How Conservatives Pretend That Martin Luther King Was One of Them
Remember Martin Luther King, Jr., the oppressed Southern black man, the freedom fighter, the peacenik, who called for radical progressive civil rights and economic justice legislation, and who was smeared as a Communist? Today, pundits would like to remind you that he was, of course, a "conservative."
When MLK was alive, his main point of contact with self-proclaimed "conservatives" tended to be at the end of their billy clubs. But now that decades have passed and the righteousness of King's cause has become conventional wisdom and it is embarrassing to be seen as having opposed it in any way, the conservative movement has decided, hey, that guy was one of us.
There are a few ways to approach the task of making a radical progressive like MLK appear, in retrospect, to have been a conservative. You can, for example, simply pick and choose which of his positions are "relevant." From National Review:
On anniversaries like this one, left-wingers sometimes lament that King is not remembered in full. They say that he was hostile to capitalism and to the Vietnam War. It is a historically accurate point, and it is a historically irrelevant point. King is a national hero because of the American ideals he championed and brought much closer to realization. It is the march of those ideals that we commemorate this week.
Or, you can explain that King's call for rote colorblindness was "deeply patriotic," whereas his calls for economic justice were not. From Jonah Goldberg:
Today, conservatives, who were too often on the wrong side of civil rights in 1963, are champions of race neutrality, while King's self-appointed heirs are more inclined to champion the ideas that never spoke to the hearts of all Americans.
Or, you can use the fact that King won the legal battle against segregation as a segue into a Booker T. Washington-esque call for black people to turn their attention away from what is being done to them, and focus exclusively on self-improvement. From John McWhorter in the Wall Street Journal today:
[Being "underdogs with a bone to pick"] is not where the March on Washington was pointing us. There is work left, but we are free at last. No, we aren't living in a "post-racial" America, but that fantasy will never be realized. What we black Americans are free to do, in a permanently imperfect world, is shape our own destiny together.
In 2013, how white people feel about us has nothing to do with that task. Only by facing that reality will we truly honor the legacy of Martin Luther King Jr.

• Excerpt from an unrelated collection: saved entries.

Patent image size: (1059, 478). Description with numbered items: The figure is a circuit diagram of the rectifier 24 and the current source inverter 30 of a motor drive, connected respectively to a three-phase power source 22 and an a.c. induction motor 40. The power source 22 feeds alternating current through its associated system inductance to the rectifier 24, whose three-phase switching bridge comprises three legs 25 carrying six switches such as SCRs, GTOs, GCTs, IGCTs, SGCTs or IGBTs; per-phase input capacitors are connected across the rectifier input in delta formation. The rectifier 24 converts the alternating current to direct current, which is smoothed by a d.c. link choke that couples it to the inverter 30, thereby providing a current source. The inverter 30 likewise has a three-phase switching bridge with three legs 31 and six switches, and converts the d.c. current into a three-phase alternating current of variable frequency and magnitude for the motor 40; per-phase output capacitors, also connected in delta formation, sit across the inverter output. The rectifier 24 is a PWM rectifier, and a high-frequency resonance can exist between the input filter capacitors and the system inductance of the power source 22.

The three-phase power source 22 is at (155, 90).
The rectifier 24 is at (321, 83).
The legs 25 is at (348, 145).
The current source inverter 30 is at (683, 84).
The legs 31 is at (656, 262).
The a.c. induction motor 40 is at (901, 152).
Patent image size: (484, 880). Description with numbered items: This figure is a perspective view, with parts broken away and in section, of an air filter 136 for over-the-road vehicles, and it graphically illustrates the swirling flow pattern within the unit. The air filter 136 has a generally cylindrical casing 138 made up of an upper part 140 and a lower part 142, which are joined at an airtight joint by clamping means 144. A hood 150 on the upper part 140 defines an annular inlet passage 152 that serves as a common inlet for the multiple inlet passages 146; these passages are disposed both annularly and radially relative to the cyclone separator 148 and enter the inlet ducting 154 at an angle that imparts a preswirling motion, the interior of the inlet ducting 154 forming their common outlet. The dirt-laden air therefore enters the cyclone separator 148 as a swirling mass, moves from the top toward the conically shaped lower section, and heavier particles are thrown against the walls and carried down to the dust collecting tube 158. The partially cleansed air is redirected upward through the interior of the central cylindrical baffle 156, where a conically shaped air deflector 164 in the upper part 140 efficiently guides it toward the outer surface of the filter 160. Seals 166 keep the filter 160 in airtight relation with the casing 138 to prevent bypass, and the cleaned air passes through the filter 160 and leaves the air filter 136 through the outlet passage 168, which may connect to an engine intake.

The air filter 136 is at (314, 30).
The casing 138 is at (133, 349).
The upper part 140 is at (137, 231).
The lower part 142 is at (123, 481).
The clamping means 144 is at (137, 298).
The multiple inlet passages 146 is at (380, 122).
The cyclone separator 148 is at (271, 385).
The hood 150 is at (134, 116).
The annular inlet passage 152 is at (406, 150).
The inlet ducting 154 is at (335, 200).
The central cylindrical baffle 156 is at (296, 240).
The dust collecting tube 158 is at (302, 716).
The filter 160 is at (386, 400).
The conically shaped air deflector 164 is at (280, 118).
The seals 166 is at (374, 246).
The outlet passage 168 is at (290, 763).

It all adds up to a simple formula: concede wholehearted support for the points that have already been won, while dismissing (as irrelevant, or unpatriotic, or immoral) the points that are still active political issues with which conservatives disagree. Bask in the halo of Martin Luther King, Jr.'s most popular ideas while ignoring the fact that they were but a part of a whole— a whole that included a vision of a racially, legally, politically, and economically just society that is still, today, the un-achieved goal of progressives, as bitterly opposed by conservatives as it was when King was calling for it 50 years ago.